Facing identity resolution and cross-channel measurement challenges, Nielsen found that only one in four CMOs feels confident in their ROI measurement efficacy. Many of these CMOs still rely on rudimentary metrics, such as click-through rates and page views, rather than measuring the marketing performance and outcomes. They eventually find themself feeling inadequate in their marketing technology solutions, with FMCG, CPG companies, and small-budget marketers being the least confident.

In addition, Google announced in June 2021 that they would phase out their third-party cookie support for Chrome within the next two years after a delay from initial schedule. Set to begin in mid-2023 and last three months, this move will leave marketers to become more dependent on first-party data.

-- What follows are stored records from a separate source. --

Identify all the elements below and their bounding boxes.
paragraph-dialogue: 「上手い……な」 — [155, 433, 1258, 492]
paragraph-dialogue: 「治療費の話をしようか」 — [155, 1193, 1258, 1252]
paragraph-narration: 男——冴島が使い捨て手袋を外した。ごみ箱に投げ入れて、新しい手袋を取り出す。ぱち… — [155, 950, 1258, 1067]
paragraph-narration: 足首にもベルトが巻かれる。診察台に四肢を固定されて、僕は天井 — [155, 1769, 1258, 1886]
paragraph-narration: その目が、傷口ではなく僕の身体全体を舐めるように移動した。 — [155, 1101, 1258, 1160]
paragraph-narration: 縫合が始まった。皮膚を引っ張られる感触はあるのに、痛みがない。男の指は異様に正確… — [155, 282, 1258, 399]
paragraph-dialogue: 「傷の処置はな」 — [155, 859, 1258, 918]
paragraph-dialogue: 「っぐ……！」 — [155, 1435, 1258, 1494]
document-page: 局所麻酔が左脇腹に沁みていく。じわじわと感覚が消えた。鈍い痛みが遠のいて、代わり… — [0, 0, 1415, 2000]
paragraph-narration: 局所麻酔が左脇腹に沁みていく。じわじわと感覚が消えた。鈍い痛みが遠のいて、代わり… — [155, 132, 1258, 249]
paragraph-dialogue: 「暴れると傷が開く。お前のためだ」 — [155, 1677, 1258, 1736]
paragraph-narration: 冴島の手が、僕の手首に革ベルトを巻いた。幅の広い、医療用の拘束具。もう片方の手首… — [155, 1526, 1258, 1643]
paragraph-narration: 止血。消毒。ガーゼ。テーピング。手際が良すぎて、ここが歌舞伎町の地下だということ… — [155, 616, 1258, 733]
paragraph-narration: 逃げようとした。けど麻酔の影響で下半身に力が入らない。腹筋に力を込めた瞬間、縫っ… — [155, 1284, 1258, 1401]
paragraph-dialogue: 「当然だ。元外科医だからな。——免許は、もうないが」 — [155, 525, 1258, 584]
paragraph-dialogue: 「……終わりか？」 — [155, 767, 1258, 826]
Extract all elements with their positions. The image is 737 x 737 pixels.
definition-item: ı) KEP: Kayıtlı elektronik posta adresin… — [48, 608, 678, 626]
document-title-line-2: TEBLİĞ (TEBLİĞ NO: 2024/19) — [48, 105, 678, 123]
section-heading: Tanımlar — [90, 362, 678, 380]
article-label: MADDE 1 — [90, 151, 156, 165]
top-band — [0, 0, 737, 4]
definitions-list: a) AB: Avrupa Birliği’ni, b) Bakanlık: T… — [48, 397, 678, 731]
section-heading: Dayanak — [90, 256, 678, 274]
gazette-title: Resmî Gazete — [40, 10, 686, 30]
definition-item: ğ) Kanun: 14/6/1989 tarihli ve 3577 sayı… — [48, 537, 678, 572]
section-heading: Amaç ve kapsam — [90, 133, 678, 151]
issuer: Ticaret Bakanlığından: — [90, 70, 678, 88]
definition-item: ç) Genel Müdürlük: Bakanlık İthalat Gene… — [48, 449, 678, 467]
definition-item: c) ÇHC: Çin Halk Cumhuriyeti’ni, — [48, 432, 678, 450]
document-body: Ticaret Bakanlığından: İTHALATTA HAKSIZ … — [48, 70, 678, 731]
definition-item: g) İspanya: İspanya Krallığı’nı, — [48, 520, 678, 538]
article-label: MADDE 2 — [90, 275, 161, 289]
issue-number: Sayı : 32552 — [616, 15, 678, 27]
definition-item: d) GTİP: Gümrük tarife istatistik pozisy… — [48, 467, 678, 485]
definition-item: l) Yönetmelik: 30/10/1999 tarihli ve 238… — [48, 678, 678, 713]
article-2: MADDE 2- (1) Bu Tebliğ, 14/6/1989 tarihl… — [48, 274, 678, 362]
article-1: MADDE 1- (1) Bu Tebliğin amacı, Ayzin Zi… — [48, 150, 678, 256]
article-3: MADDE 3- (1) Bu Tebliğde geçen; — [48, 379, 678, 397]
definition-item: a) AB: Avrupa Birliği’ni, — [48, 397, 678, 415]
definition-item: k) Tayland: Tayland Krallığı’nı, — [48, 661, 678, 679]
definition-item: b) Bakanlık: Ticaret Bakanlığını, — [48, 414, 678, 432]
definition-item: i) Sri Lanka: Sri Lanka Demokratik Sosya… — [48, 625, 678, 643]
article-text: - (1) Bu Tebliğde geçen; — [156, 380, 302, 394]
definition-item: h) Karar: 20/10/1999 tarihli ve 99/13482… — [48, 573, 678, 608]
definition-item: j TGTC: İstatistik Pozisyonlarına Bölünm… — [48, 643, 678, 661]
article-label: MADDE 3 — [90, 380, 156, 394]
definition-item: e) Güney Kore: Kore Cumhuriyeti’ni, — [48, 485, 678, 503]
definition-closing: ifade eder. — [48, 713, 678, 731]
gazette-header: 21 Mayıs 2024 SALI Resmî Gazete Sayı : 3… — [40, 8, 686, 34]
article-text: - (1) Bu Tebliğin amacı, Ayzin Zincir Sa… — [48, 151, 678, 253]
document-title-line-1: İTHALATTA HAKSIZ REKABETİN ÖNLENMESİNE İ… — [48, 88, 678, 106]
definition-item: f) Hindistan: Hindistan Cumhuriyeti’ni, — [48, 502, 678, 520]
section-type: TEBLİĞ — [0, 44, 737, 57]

According to Comscore, although this might potentially solve persisting problems such as ad targeting, validation, and audience measurement, it might also create some new challenges. In order to brace for whatever changes in the future, Nielsen’s ROI Elevated report suggests marketers focus on three key attributes: standardization, holistic measurement and adaptability.   

Effective measurement requires standardized and scalable metrics that cover all critical elements of marketing campaigns, such as brands, pricing, and media platforms, delivering a common ground despite the fact that ROI varies greatly around the globe. The global median media ROI is US$1.06, but it’s US$0.81 in EMEA and US$1.32 in APAC. 

Misattributed ROI might keep the brands clueless about what is actually driving sales. Marketers must start taking a more holistic approach across media and the factors that affect campaign effectiveness. These factors include long-term structural factors such as brand size and incrementality, short-term creative factors such as duration and copy quality, and short-term media factors such as reach and frequency.

In addition, marketers must also understand the performance of a specific budget for an advertising strategy and utilize the insights. 

However, the challenge for traditional broadcasters does not lie merely in the technological barrier. They also need to systematically reduce integration and inefficient manual processes in media workflow. These measures have been proven to contribute to more positive ROI rather than trying to compete with new technology procurements that no one understands.